映画前半はトロンタンの取材活動を追いながら、なぜ入院患者が次々と亡くならなければならなかったのか。その原因が追究されていく。
後半からは視点をガラリと変え、事件を調査する保健相の新人大臣ヴラドを中心に描かれていく。事件を引き起こしたのは腐敗した医療制度と汚職にまみれた政治にあると確信した彼は、政府内部から改善を訴える。しかし、官僚の厚い壁に阻まれて中々思うようにいかない。
個人的には、製薬会社社長の謎の事故死を含め、前半の方がサスペンスフルで面白く観れた。語弊はあるかもしれないがエンタテインメント性に溢れている。

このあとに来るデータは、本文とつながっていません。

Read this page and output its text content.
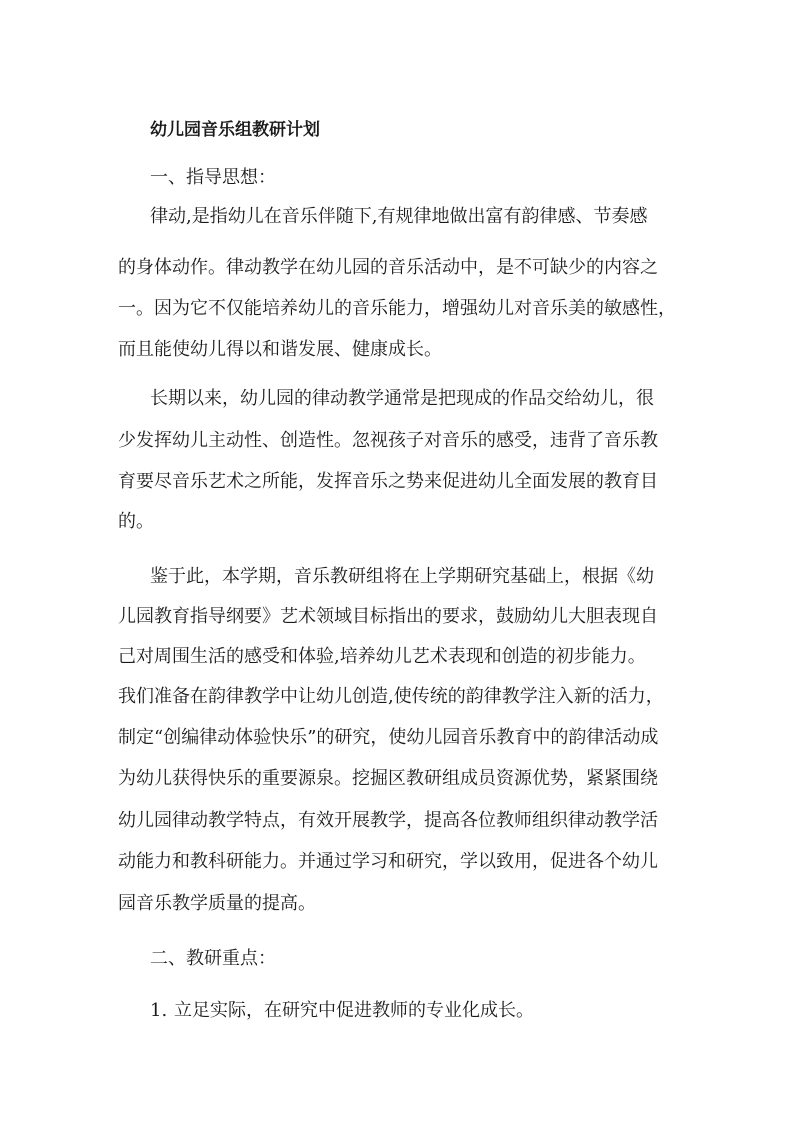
幼儿园音乐组教研计划

一、指导思想：

律动,是指幼儿在音乐伴随下,有规律地做出富有韵律感、节奏感

的身体动作。律动教学在幼儿园的音乐活动中，是不可缺少的内容之

一。因为它不仅能培养幼儿的音乐能力，增强幼儿对音乐美的敏感性，

而且能使幼儿得以和谐发展、健康成长。

长期以来，幼儿园的律动教学通常是把现成的作品交给幼儿，很

少发挥幼儿主动性、创造性。忽视孩子对音乐的感受，违背了音乐教

育要尽音乐艺术之所能，发挥音乐之势来促进幼儿全面发展的教育目

的。

鉴于此，本学期，音乐教研组将在上学期研究基础上，根据《幼

儿园教育指导纲要》艺术领域目标指出的要求，鼓励幼儿大胆表现自

己对周围生活的感受和体验,培养幼儿艺术表现和创造的初步能力。

我们准备在韵律教学中让幼儿创造,使传统的韵律教学注入新的活力，

制定“创编律动体验快乐”的研究，使幼儿园音乐教育中的韵律活动成

为幼儿获得快乐的重要源泉。挖掘区教研组成员资源优势，紧紧围绕

幼儿园律动教学特点，有效开展教学，提高各位教师组织律动教学活

动能力和教科研能力。并通过学习和研究，学以致用，促进各个幼儿

园音乐教学质量的提高。

二、教研重点：

1. 立足实际，在研究中促进教师的专业化成长。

一方、後半はひたすら歯がゆい展開が続くためやや退屈してしまった。
ただ、今回の事件を捉える上で、報道記者という外部からの視点と政治家という内部からの視点、この二つの視点を交錯させたやり方は中々面白い試みだと思った。結果、作品の視野は広がったように思う。
ラストの何ともやりきれないオチが印象に残った。
結局、腐敗した政治を正すのは選挙権を持つ我々国民だけである。そんなメッセージが感じ取れた。
至極当たり前のことを言っているように思えるが、しかしそれを分かっていない人がなんと多いことか。それは選挙民の投票率の低さにも表れている。わが国同様、ルーマニアでもこのことは問題になっているらしい。これは極めて嘆かわしい状況だ。

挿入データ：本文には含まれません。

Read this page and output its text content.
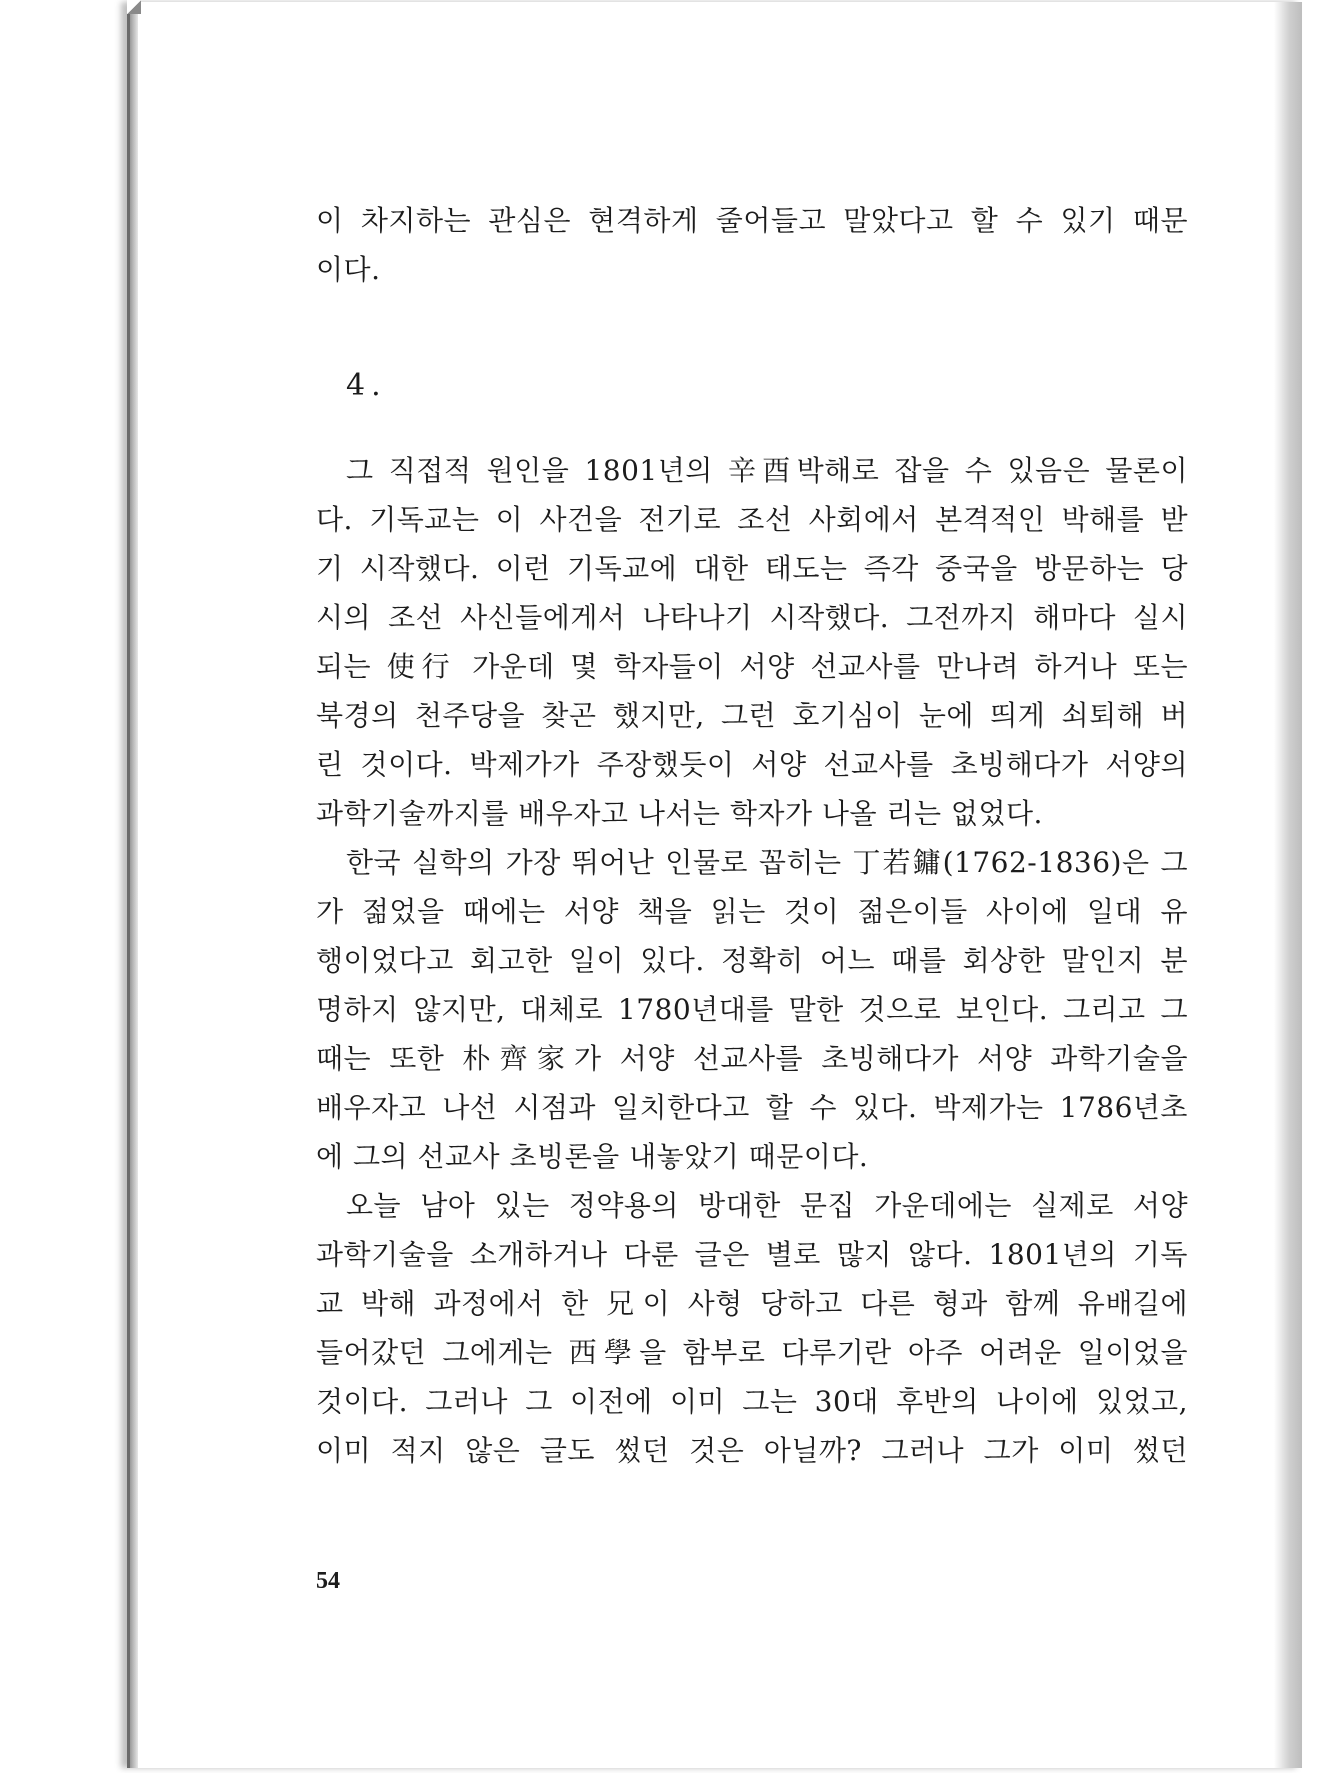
이 차지하는 관심은 현격하게 줄어들고 말았다고 할 수 있기 때문
이다.
4.
그 직접적 원인을 1801년의 辛酉박해로 잡을 수 있음은 물론이
다. 기독교는 이 사건을 전기로 조선 사회에서 본격적인 박해를 받
기 시작했다. 이런 기독교에 대한 태도는 즉각 중국을 방문하는 당
시의 조선 사신들에게서 나타나기 시작했다. 그전까지 해마다 실시
되는 使行 가운데 몇 학자들이 서양 선교사를 만나려 하거나 또는
북경의 천주당을 찾곤 했지만, 그런 호기심이 눈에 띄게 쇠퇴해 버
린 것이다. 박제가가 주장했듯이 서양 선교사를 초빙해다가 서양의
과학기술까지를 배우자고 나서는 학자가 나올 리는 없었다.
한국 실학의 가장 뛰어난 인물로 꼽히는 丁若鏞(1762-1836)은 그
가 젊었을 때에는 서양 책을 읽는 것이 젊은이들 사이에 일대 유
행이었다고 회고한 일이 있다. 정확히 어느 때를 회상한 말인지 분
명하지 않지만, 대체로 1780년대를 말한 것으로 보인다. 그리고 그
때는 또한 朴齊家가 서양 선교사를 초빙해다가 서양 과학기술을
배우자고 나선 시점과 일치한다고 할 수 있다. 박제가는 1786년초
에 그의 선교사 초빙론을 내놓았기 때문이다.
오늘 남아 있는 정약용의 방대한 문집 가운데에는 실제로 서양
과학기술을 소개하거나 다룬 글은 별로 많지 않다. 1801년의 기독
교 박해 과정에서 한 兄이 사형 당하고 다른 형과 함께 유배길에
들어갔던 그에게는 西學을 함부로 다루기란 아주 어려운 일이었을
것이다. 그러나 그 이전에 이미 그는 30대 후반의 나이에 있었고,
이미 적지 않은 글도 썼던 것은 아닐까? 그러나 그가 이미 썼던
54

どうせ誰が政治をしても変わらないという人々の無関心。今回のような悲劇的事件が起きても所詮は他人事でしかないという無頓着さ。まずはそうした意識から変えなければダメだろう。
再三途中で挿入される火傷を負った女性ダンサーの姿も印象に残った。特にこれがなくても映画としてはきちんと成立させることができるのだが、彼女の姿が硬派な作風に一種独特のアーティスティックな風情を持ち込んでおり中々面白いアクセントになっている。彼女の活動は、悲壮感に満ちた状況の中でほのかな希望に感じられた。